|Herman and his granddaughter Stacey|
How Harriet and Herman Met
Harriet had nothing to do that evening, when her friends prepared to go out to a dance party. So she agreed to tag along.
It was toward the end of World War II; the dance hall was filled with servicemen of all types, handsome in their dress uniforms. Harriet and her friends danced and rested, then danced some more. As they left the dance floor to rest their tired feet, she noticed that all the chairs were taken.
With a clear sense of purpose but perhaps a twinkle in her eye, Harriet looked over all the servicemen sitting in their seats. She picked out one, the safest looking, who was handsome nonetheless. Approaching him, she asked if she could sit on his lap. Herman said, “Yes.”
They were married 3 months later.
People said it wouldn’t last. That was 46 years ago.
I buried Herman last week, on an overcast day, between drizzling and downpours. Though the day was dreary, the stories about Herman and Harriet were uplifting. Especially this one about how they met.
It is not hard to imagine Harriet approaching Herman or the romance that ensued. Harriet still has that twinkle in her eye, even amidst the sadness of mourning.
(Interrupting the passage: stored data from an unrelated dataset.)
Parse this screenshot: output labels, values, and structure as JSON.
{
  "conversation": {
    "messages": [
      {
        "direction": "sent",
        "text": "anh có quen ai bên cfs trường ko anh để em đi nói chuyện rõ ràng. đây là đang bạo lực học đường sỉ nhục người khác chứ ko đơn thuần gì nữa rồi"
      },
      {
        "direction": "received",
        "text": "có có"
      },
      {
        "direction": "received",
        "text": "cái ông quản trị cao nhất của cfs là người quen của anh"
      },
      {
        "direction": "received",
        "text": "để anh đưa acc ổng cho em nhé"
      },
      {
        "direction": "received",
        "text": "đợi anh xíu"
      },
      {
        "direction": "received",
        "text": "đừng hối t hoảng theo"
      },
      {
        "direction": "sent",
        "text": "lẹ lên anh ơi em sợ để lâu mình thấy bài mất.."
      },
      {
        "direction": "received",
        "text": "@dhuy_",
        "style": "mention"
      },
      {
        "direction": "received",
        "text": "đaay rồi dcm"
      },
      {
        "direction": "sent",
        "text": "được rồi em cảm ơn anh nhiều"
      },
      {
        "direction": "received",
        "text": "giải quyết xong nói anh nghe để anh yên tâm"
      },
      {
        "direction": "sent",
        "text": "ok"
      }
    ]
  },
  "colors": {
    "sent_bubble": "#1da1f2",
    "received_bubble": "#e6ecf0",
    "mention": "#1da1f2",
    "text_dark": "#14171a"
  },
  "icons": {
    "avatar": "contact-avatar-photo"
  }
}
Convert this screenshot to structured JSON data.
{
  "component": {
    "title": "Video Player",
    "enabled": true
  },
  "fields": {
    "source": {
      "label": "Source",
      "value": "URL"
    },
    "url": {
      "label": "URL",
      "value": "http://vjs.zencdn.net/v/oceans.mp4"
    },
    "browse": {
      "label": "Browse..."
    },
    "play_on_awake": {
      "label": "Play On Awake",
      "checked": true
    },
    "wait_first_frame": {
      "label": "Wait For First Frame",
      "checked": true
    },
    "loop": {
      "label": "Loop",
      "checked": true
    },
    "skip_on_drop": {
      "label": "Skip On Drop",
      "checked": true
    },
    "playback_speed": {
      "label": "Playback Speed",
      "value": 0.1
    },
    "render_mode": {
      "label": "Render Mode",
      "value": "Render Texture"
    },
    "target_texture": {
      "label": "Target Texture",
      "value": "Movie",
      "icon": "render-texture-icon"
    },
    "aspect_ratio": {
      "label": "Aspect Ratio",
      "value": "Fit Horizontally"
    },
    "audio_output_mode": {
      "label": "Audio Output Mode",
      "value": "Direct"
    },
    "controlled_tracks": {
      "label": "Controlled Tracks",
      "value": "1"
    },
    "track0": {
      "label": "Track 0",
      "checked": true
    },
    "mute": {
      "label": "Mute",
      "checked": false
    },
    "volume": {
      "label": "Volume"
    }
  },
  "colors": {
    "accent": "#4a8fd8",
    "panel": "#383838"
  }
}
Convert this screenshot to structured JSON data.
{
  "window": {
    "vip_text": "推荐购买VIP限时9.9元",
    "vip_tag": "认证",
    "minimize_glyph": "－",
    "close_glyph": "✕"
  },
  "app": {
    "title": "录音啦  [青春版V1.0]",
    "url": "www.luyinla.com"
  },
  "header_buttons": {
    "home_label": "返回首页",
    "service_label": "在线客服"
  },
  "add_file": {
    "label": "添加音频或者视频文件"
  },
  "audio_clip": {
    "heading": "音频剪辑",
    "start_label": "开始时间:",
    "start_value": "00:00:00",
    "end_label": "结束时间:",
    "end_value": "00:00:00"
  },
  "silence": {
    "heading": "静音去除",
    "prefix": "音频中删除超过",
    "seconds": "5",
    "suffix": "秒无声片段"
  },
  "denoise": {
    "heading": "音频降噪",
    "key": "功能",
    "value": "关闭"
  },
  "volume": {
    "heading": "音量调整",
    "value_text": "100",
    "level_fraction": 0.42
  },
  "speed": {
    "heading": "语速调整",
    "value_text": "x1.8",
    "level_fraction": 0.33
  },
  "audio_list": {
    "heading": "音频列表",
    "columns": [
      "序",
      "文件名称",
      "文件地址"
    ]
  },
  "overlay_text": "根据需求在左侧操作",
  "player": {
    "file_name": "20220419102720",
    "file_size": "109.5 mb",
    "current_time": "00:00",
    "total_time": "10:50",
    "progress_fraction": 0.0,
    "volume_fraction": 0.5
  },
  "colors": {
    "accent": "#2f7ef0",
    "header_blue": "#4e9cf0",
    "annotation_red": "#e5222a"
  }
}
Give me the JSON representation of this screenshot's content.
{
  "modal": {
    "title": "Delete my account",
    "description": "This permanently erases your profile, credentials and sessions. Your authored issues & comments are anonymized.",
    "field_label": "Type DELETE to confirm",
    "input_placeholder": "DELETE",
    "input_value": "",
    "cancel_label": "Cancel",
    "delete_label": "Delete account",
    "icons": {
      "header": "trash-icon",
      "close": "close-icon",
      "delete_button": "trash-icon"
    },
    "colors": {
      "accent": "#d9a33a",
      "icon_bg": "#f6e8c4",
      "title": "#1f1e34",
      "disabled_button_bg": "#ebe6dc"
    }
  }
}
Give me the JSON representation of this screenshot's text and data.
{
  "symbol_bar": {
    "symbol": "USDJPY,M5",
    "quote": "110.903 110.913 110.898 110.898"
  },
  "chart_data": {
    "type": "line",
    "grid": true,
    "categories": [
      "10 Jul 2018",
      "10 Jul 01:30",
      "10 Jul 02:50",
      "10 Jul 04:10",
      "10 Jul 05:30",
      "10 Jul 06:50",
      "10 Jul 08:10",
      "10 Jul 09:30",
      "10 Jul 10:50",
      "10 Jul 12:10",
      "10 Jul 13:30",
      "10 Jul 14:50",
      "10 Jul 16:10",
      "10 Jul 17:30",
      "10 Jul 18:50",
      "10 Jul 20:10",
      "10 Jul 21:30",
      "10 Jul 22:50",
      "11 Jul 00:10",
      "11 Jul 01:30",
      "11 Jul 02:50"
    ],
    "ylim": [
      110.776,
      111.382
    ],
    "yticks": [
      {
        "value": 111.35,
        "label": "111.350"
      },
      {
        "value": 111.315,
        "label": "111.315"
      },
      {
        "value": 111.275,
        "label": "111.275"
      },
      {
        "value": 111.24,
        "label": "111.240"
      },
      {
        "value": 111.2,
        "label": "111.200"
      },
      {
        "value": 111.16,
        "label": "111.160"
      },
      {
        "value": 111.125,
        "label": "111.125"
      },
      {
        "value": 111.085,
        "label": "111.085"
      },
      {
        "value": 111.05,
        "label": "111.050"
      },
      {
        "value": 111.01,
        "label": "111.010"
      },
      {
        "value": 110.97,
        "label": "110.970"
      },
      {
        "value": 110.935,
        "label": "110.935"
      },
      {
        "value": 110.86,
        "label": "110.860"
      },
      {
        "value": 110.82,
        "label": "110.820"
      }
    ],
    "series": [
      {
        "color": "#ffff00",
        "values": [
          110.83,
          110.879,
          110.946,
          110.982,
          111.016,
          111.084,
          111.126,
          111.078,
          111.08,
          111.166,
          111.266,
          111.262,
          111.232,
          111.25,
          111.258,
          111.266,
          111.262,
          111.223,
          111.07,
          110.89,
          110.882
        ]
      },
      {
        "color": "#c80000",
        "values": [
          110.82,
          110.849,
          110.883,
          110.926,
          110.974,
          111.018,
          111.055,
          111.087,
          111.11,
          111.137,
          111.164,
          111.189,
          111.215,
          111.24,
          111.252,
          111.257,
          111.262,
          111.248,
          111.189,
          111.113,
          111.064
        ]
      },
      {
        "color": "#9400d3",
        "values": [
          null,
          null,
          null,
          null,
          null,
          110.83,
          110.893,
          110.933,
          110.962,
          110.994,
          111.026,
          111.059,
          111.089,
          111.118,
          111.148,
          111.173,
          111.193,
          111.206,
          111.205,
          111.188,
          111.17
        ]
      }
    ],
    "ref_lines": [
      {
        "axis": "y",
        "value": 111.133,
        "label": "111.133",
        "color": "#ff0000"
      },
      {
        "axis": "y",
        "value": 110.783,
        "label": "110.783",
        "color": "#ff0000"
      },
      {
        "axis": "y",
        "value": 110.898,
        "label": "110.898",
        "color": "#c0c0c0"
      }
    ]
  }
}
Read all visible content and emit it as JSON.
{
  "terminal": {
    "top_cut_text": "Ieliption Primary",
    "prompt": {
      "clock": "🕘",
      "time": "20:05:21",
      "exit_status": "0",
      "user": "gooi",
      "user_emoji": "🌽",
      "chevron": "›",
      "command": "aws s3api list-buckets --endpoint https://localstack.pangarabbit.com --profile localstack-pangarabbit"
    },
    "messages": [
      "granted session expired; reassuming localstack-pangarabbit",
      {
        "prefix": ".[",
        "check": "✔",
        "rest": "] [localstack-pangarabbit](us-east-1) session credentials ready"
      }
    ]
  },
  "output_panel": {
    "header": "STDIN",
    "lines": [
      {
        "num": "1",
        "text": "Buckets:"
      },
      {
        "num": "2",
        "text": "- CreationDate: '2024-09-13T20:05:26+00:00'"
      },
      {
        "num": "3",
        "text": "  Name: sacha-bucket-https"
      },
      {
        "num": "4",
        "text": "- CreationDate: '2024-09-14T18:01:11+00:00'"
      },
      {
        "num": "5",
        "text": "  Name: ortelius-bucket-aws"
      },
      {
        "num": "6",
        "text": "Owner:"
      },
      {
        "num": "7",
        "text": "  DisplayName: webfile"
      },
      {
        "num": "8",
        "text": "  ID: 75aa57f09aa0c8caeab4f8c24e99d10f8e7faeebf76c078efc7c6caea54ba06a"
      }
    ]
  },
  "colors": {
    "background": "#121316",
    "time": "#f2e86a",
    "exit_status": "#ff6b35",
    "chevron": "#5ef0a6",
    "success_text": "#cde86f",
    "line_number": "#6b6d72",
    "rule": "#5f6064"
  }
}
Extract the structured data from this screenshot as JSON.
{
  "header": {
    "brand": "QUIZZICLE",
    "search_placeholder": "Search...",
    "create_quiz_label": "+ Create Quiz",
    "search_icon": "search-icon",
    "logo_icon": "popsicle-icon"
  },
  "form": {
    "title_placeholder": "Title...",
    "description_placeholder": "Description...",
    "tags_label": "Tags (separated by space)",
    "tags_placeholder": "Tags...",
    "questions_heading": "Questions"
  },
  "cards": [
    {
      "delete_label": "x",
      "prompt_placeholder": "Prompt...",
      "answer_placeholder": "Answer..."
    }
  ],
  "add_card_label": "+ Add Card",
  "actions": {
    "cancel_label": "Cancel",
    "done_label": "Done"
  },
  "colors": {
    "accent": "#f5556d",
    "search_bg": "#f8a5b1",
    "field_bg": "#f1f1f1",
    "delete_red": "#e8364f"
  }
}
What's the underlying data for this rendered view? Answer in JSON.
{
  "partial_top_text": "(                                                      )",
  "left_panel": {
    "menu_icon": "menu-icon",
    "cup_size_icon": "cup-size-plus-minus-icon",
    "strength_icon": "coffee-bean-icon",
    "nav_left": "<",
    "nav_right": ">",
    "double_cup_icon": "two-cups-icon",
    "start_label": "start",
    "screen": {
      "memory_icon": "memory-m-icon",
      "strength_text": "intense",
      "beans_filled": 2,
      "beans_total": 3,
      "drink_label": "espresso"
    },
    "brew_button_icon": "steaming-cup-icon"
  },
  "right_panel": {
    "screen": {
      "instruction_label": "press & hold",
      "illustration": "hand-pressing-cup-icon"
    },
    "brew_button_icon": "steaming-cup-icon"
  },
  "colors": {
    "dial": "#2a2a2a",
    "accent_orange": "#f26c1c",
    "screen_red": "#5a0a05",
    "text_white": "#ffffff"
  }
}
More than Just “Old People”
Like Harriet and Herman, in the stories of our own Bubies and Zaydes we are reminded that our current travails, challenges, joys and dreams are simultaneously intensely immediate and timelessly universal. More than just being “old people,” or the deceased being merely names on a page, they point to warm-blooded living, loving, struggling people. Like our Biblical ancestors Abraham, Isaac and Jacob, Sarah, Rebecca, Rachel and Leah, our loved ones sought good times, good fun, comfort in community, and perhaps meaning in a relationship with God.
They Were All Once Young
Sometimes we forget that our older relatives were once young, that those who anchor our families’ histories once laughed and played and were just plain silly. We seemingly ignore the fact that like each of us each of them enjoyed young love, recklessly pursued thrills, and defied the safe for the fun. Our Nanas and Papas, Zaydes and Bubies have seen so much of history and experienced as much and more than any of us have.
Well Herman has returned to the Source of All Life, so his memory carries on in the stories his family tells about him. And his beloved, now 90 years old, still has that same twinkle in her eye and perhaps even the chutzpahdik fire in her belly, that gave her the guts, 46 years ago, to sit down on that serviceman’s lap.
Thinking about Herman and Harriet
Maybe that’s why I keep thinking about Herman and Harriet. Because in the story of these two great grandparents, I see not old people but young vibrant individuals who grew up. May each of us retain those qualities which made us fun when we were young, even as we grow older. And may Herman’s memory be for a blessing, and the memory of their meeting serve as an inspiration.